The main people to blame for the mess are the general punter, who wanted toys now and didn't want to pay, who wanted "excess return" but couldn't be bothered to examine the concomitant risks, who are now whining that no one told them and demanding someone else pay for their own greed and stupidity.

Anonymous said...

Banks debased currency by failing in their obligation (implicit in their holding a banking licence) to lend responsibly. There were many mechanisms - the simplest being to lend against houses to drive up house prices to use the inflated house valuations to support a claim of sufficient collateral. This recursive dependency resulted in the accounting of false value and misrepresentation of risk.

I understand your argument that the investors should have smelt a rat - and that borrowers should have been more circumspect - they should, but this misses the point. Consider, for example, a teaser loan... while any borrower expecting to earn sufficient to repay the loan may act responsibly, any number of otherwise border-line insolvent (or simply uneducated) speculators can be mis-sold assets. This skews asset prices to the detriment of the whole of society. The responsible individual looks on at other people who will inevitably face bankruptcy... but, in the interim, the responsible are priced-out of markets and marginalised... the reckless hoard resources and enjoy elevated creditworthiness as a reward. In time, assuming the prudent are not coerced to directly fund the reckless, the reckless will default and significant losses will be shouldered by someone... most likely the prudent solvent taxpayer previously marginalised in asset markets.

If losses at banks had been financed by investors, I'd see no ethical problem in the preposterous mess that has emerged... but where banks force governments' hand to re-capitalise... I see this as evidence that the cost of pervasive reckless behaviour has been socialised. This, I feel, is ethically unjustifiable.

Anonymous said...

That is just about the most arse about backwards argument i have ever heard. The people who "drove up prices" were NOT the banks it was the general punter and this doesn't "debase currency" rather it makes the currency stronger because it attracts investment - whilst the bubble stays inflated - and certainly made it stronger than the relatively low interest rates we had.
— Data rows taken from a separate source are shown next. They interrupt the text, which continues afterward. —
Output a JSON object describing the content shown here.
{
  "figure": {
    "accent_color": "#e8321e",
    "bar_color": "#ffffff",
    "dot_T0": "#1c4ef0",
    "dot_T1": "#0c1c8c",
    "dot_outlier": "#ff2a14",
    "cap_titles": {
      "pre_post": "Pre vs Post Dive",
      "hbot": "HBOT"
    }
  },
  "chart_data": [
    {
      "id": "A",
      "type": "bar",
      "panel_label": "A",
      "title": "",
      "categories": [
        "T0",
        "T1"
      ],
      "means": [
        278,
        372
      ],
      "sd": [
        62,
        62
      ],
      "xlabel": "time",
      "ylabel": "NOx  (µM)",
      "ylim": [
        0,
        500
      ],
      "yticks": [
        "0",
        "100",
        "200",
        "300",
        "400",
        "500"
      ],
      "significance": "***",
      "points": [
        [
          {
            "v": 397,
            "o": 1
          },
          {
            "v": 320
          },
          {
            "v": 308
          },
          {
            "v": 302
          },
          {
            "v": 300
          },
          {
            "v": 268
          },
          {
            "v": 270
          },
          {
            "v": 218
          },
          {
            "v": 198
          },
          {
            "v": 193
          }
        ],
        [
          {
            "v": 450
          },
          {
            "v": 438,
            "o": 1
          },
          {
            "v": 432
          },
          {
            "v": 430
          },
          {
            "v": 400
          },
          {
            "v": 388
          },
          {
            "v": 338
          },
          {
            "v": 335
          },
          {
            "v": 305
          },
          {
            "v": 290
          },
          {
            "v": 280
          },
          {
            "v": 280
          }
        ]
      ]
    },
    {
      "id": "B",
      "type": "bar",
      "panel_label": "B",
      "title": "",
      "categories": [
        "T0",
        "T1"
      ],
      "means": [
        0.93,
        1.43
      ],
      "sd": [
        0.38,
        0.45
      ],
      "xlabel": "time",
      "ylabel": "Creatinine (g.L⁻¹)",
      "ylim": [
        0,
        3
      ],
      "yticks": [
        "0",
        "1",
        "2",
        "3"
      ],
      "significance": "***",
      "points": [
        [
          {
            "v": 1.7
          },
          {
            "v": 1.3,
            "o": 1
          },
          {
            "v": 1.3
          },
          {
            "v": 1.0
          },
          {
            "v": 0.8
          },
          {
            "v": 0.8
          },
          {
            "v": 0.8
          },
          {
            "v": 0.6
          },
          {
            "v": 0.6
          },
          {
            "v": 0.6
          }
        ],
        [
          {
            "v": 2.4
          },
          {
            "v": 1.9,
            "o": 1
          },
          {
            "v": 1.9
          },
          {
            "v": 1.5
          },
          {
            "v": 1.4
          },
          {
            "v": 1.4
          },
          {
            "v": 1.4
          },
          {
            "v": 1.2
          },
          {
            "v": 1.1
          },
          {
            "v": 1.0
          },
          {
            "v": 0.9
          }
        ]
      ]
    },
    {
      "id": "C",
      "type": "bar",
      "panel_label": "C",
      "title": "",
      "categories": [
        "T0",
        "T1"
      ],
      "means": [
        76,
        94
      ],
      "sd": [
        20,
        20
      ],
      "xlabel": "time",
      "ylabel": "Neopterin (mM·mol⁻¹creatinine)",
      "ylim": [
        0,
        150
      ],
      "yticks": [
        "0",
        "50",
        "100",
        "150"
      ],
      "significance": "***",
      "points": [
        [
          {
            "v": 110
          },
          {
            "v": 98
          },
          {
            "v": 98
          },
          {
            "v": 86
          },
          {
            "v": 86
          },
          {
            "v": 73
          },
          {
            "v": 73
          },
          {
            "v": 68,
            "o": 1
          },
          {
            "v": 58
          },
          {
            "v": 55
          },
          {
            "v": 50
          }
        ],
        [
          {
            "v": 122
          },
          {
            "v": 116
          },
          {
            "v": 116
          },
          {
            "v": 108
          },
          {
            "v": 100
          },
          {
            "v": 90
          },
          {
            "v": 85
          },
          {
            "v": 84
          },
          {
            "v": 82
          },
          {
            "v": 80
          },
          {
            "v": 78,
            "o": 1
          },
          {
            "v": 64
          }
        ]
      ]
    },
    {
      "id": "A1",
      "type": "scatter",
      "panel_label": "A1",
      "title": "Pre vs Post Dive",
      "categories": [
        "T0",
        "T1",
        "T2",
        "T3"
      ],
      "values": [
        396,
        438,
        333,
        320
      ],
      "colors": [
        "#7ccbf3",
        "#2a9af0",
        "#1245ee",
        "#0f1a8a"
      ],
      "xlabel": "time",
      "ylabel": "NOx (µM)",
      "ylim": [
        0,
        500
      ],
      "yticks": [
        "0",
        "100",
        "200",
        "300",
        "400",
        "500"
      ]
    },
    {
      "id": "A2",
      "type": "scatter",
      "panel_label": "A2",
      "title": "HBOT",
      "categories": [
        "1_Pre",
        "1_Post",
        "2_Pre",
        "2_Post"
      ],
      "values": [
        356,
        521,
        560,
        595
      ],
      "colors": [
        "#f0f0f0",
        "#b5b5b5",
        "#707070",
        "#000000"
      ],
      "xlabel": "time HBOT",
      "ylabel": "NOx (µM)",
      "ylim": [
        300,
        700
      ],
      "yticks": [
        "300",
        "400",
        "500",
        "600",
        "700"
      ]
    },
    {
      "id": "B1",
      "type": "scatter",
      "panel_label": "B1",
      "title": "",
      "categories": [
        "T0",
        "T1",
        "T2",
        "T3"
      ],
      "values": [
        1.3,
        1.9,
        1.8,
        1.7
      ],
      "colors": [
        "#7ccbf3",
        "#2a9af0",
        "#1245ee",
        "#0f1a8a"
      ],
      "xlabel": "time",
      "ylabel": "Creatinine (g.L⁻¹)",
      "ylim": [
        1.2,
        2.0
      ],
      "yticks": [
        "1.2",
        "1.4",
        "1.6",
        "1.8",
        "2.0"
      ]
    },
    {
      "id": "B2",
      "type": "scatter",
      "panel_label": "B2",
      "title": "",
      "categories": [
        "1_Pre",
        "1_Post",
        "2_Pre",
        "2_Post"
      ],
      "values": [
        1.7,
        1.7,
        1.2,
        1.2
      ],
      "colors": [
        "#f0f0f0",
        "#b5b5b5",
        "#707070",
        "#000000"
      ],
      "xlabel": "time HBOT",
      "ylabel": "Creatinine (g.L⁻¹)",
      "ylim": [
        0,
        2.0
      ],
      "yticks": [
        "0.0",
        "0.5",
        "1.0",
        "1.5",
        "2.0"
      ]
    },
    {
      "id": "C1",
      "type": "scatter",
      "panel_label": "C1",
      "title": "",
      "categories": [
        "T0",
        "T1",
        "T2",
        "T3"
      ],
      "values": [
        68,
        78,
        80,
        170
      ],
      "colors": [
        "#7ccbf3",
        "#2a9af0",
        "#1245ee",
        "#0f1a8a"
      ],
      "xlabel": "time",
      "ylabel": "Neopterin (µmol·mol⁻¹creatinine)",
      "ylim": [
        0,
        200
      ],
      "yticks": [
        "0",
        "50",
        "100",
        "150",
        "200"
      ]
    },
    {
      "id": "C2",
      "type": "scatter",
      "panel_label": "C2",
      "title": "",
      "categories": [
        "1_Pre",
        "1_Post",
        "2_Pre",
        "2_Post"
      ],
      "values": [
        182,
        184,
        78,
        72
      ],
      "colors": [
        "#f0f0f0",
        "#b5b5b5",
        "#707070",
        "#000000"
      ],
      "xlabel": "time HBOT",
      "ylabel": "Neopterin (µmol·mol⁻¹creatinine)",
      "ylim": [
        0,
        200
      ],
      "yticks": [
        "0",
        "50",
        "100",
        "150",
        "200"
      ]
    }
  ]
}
There was simply NO false value accounting. The only fair value of something is it's market value and exactly what risk was misrepresented? and to who? to Fred Goodwin who rode the value of his shares down to the bottom or Dick Fuld who did ditto? So many things incoherent in your argument, your desparate pathetic attempt to fob this crisis off onto the big bad banks.

Anonymous said...

"The only fair value of something is it's market value and exactly what risk was misrepresented?"

Well, actually, fair value being market value is based on a set of assumptions mostly revolving around liquidity. An asset is worth what you can sell it for right now, sure. But the last value at which that asset traded is not what you could actually unload all of your holdings at if you have a substantial amount of them because you will move the market while unloading them. And hence, market value is not fair value. It's generally higher than fair value.